HAVERHILL — If you've traveled Interstates 93 or 495 in the Merrimack Valley recently, you may have noticed that exit numbers are not what they used to be.
The state is engaged in making a change from the decades-old sequential exit numbering system to a milepost-based numbering system, complying with a federal requirement, according to officials with the Massachusetts Department of Transportation.
The statewide project that began last fall involves covering the existing numbers with overlays bearing the new numbers.
It may seem a bit confusing at first, but state transportation officials say the new exit signage will include “Old Exit” signs in key locations for a minimum of two years, to help drivers get acquainted with the new system.

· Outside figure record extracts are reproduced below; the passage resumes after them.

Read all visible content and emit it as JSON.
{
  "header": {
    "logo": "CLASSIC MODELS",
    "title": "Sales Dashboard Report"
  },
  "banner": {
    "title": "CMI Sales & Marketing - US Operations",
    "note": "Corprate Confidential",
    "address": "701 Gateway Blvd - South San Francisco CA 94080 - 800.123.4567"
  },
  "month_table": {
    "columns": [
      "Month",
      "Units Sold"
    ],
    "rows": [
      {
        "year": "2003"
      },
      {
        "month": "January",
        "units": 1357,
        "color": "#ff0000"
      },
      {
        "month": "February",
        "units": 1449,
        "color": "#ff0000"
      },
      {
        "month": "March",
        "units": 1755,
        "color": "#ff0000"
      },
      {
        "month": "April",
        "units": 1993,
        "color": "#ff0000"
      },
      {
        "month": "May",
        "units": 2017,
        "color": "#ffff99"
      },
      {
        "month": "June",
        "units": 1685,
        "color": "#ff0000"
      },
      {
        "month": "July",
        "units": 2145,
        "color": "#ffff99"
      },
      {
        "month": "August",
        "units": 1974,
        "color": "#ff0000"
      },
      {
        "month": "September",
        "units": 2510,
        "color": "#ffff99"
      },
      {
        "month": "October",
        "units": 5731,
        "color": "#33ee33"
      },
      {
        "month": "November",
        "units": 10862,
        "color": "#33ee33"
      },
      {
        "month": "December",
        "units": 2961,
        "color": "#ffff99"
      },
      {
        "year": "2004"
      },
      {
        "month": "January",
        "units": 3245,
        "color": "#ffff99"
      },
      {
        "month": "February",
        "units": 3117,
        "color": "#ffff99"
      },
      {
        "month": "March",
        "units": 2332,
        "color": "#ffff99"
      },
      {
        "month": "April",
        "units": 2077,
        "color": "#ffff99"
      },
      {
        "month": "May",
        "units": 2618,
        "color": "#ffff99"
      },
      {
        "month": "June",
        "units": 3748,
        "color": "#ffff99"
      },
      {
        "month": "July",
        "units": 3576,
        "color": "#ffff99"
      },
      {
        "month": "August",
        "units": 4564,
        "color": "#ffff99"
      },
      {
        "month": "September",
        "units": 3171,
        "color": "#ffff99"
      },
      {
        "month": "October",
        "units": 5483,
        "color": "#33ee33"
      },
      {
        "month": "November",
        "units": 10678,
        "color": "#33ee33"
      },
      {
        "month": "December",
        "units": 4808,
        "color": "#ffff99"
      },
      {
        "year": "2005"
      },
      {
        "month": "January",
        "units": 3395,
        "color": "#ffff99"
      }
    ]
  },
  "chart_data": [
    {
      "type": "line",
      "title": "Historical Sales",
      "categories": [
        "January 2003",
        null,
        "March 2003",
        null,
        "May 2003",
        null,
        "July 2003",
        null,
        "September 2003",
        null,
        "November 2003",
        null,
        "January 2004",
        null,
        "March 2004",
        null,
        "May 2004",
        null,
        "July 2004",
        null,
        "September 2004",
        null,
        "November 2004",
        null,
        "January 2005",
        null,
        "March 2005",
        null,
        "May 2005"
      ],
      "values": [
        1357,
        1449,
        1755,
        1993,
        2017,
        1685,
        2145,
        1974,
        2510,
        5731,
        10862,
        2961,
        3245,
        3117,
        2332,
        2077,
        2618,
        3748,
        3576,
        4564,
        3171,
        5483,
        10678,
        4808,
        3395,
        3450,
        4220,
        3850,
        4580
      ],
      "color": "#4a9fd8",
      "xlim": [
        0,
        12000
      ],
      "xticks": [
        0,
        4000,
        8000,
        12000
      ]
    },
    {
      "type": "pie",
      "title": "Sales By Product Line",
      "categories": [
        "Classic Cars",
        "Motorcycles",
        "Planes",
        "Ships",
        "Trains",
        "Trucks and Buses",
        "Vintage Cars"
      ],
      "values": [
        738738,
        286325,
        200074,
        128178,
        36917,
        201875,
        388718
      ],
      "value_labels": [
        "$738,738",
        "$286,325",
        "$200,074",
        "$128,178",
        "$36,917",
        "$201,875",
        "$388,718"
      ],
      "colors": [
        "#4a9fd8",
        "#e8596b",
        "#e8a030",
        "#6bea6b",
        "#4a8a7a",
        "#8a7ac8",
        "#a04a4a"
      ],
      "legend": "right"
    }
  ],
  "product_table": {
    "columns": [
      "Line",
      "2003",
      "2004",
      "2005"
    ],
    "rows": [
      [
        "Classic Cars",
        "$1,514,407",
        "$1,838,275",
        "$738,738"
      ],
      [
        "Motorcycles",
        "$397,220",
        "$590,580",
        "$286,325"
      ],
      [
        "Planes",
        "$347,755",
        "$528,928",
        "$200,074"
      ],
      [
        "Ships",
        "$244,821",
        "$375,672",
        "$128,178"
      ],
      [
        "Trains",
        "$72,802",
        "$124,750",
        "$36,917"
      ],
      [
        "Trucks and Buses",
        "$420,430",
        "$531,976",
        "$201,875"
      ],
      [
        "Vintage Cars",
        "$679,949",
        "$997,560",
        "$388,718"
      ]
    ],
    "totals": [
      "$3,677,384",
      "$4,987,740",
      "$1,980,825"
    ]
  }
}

Locally, the change to a milepost-based numbering system affects Interstates 93, 495 and 95. The work is expected to be completed by the end of this week.
Examples of the changes for I-495 include Exit 48 for the Ward Hill Connector in Haverhill, which is now Exit 106.
For I-93, examples include Exit 47 at Pelham Street in Methuen is now Exit 45.
Exit numbers for Route 213 in Methuen will not be changing, officials said.
A downloadable map highlighting old and new exit numbers is available on the project website at newmassexits.com.
MassDOT officials said the benefits of the change include making it easier for drivers to quickly determine distances to their destinations and more easily calculate miles traveled; improve reporting of highway incidents resulting in better navigation of emergency services; allow for the addition of future exits without having to renumber an entire corridor of travel, and create uniformity with the exit numbering scheme being used by most other states.
According to MassDOT, per the 2009 Federal Highway Administration Manual on Uniform Traffic Control Devices, MassDOT is required to convert all exit numbers on freeways to a milepost-based numbering system.
Massachusetts was one of three states not in compliance with the requirement, officials said.
If MassDOT chose not to comply with the Federal mandate to change the exit numbers to milepost-based, it risked losing federal funding for future highway construction and safety programs, officials said.
Only 10% of the cost of the project will be paid for with state highway money, MassDOT officials said.